Todas elas sabiam que aquilo era mentira. Effy agradaria qualquer mulher com dinheiro para pagar por suas costuras. Mas como boas damas, aceitaram os galanteios e fingiram acreditar, totalmente esquecidas das mentiras contadas assim que começaram a olhar os desenhos de todos os modelos. Agnes fora a primeira a escolher o seu. Era um azul simples, puro cetim e seda. Qual Natalie prontamente discordou, não seria nada elegante, de acordo com ela. Anna concordou. Então Mary tomou à dianteira, dizendo que o seu deveria ser o mais bonito de todos. Em tom de vermelho. Após sua declaração, a costureira riu e concordou. Decidida, ela deixou que as enteadas escolhessem por contra própria, dizendo que iria procurar por um novo colar.

Anna apontou para o desenho de um vestido que tinha um decote provocante. Ela pediu para que Effy apenas modificasse essa parte, fizesse em tom de azul marinho com o cetim mais delicado. Ele deveria ter detalhes de pedras preciosas. E sua echarpe e luvas deveriam ser do mesmo tom. Natalie ficou completamente encantada com o vestido da irmã, e considerou que ficaria ótimo, já que Anna tinha a pele clara e os cabelos negros, como sua mãe. Os olhos verdes água, que daria um grande contraste com o azul. E claro, os lábios pigmentados, vermelhos vivo. Anna era como uma pintura. Muitas vezes comparada a anjos.

— Eu encontro vocês no ourives? — As irmãs assentiram — Certo. Eu vou falar com Dores e então estaremos prontas para comprar anéis e sapatos!

Anna se despediu de Effy animada. Caminhou pela rua, dessa vez andando em passos largos, segurando sua pequena bolsa e o guarda-sol, que combinava com o rosa de seu vestido. Ao longo da via, perto da loja de flores, observou homens a cavalos. A qual deduzira que eram soldados do Rei. Ela os encarou, quando estavam mais próximos, e teve seu olhar preso a de um rapaz em especial. Ele lembrava um pouco ao duque de Norfolk, com seus cabelos negros caindo em sua testa e sua armadura reluzente. O homem sorriu para ela, fazendo com que Anna arfasse e sorrisse de volta.

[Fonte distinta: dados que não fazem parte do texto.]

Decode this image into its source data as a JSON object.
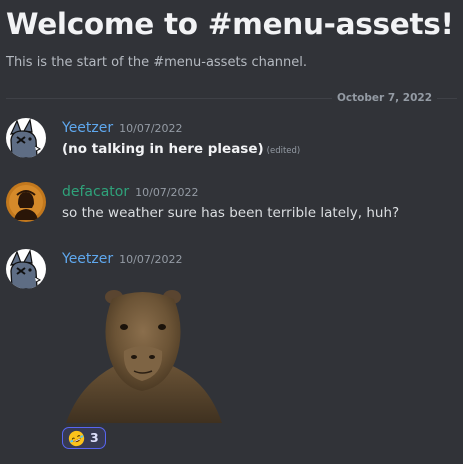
{
  "channel": {
    "welcome_title": "Welcome to #menu-assets!",
    "welcome_subtitle": "This is the start of the #menu-assets channel."
  },
  "divider": {
    "date": "October 7, 2022"
  },
  "messages": [
    {
      "author": "Yeetzer",
      "author_color": "#5fa8ee",
      "timestamp": "10/07/2022",
      "text": "(no talking in here please)",
      "edited_label": "(edited)"
    },
    {
      "author": "defacator",
      "author_color": "#2fa27a",
      "timestamp": "10/07/2022",
      "text": "so the weather sure has been terrible lately, huh?"
    },
    {
      "author": "Yeetzer",
      "author_color": "#5fa8ee",
      "timestamp": "10/07/2022",
      "attachment": "capybara-image",
      "reaction": {
        "emoji": "rolling-on-floor-laughing-icon",
        "count": "3"
      }
    }
  ],
  "colors": {
    "background": "#313338",
    "reaction_border": "#5865f2",
    "reaction_bg": "#373a53"
  }
}
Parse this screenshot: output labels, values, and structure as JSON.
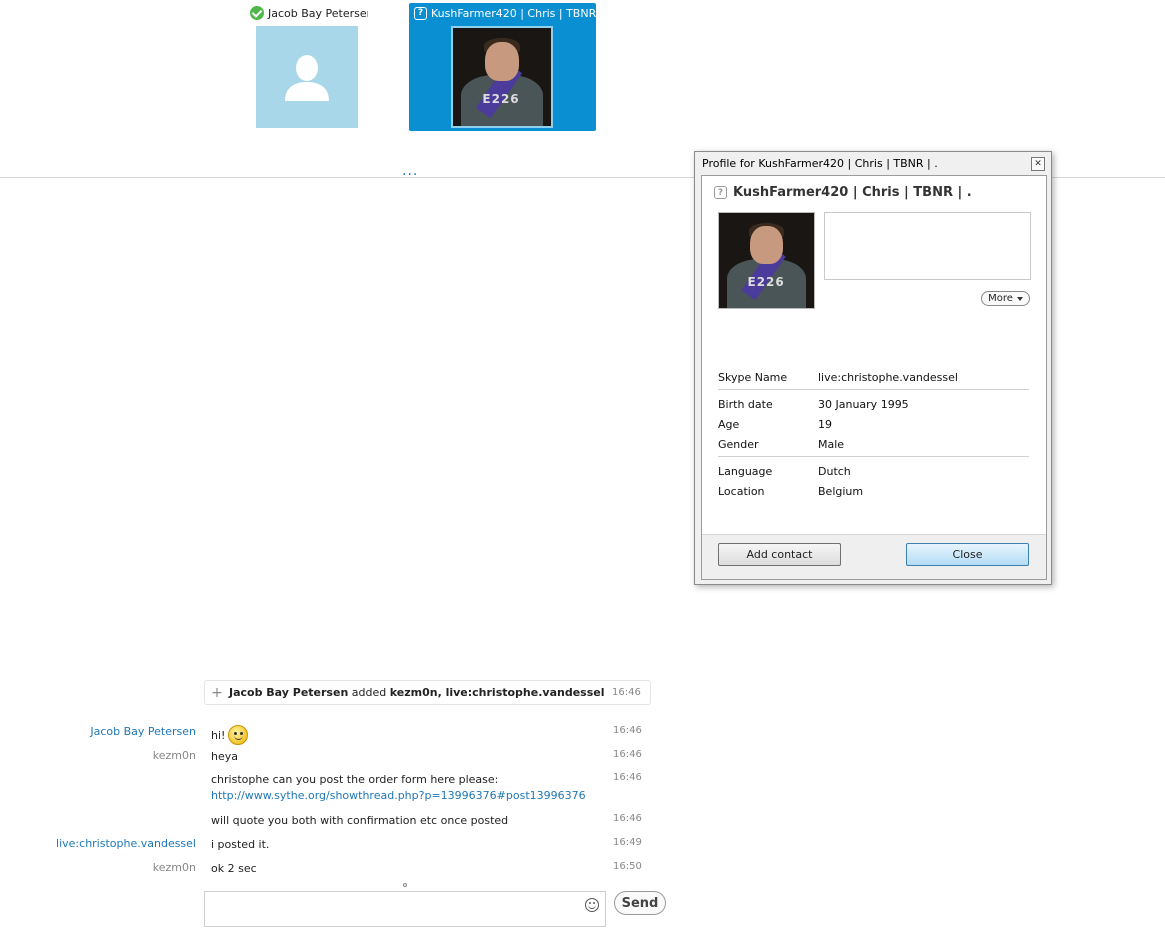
{
  "participants": [
    {
      "name": "Jacob Bay Petersen",
      "status_icon": "online-check-icon",
      "avatar": "default-avatar-icon"
    },
    {
      "name": "KushFarmer420 | Chris | TBNR | .",
      "status_icon": "skype-unknown-status-icon",
      "avatar": "photo"
    }
  ],
  "more_participants": "...",
  "profile": {
    "window_title": "Profile for KushFarmer420 | Chris | TBNR | .",
    "display_name": "KushFarmer420 | Chris | TBNR | .",
    "more_label": "More",
    "photo_text": "E226",
    "fields": [
      {
        "key": "Skype Name",
        "value": "live:christophe.vandessel"
      },
      {
        "key": "Birth date",
        "value": "30 January 1995"
      },
      {
        "key": "Age",
        "value": "19"
      },
      {
        "key": "Gender",
        "value": "Male"
      },
      {
        "key": "Language",
        "value": "Dutch"
      },
      {
        "key": "Location",
        "value": "Belgium"
      }
    ],
    "add_contact_label": "Add contact",
    "close_label": "Close"
  },
  "event": {
    "actor": "Jacob Bay Petersen",
    "verb": " added ",
    "targets": "kezm0n, live:christophe.vandessel",
    "time": "16:46"
  },
  "messages": [
    {
      "sender": "Jacob Bay Petersen",
      "text": "hi!",
      "time": "16:46"
    },
    {
      "sender": "kezm0n",
      "text": "heya",
      "time": "16:46"
    },
    {
      "sender": "",
      "text": "christophe can you post the order form here please:",
      "link": "http://www.sythe.org/showthread.php?p=13996376#post13996376",
      "time": "16:46"
    },
    {
      "sender": "",
      "text": "will quote you both with confirmation etc once posted",
      "time": "16:46"
    },
    {
      "sender": "live:christophe.vandessel",
      "text": "i posted it.",
      "time": "16:49"
    },
    {
      "sender": "kezm0n",
      "text": "ok 2 sec",
      "time": "16:50"
    }
  ],
  "composer": {
    "placeholder": "",
    "send_label": "Send"
  }
}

Ela observou ele se distanciar, ambos sustentaram olhares até serem obrigados a olharem para frente e seguirem seus caminhos. Mas ela ainda podia sentir seu coração palpitar um pouco mais forte. Sabia que não era aquele o rapaz que a desposaria, mas era um sentimento semelhante que desejaria sentir.

— Dóres? — Chamou ao entrar na loja. Encontrou a adorável senhora Beckham regar algumas roseiras.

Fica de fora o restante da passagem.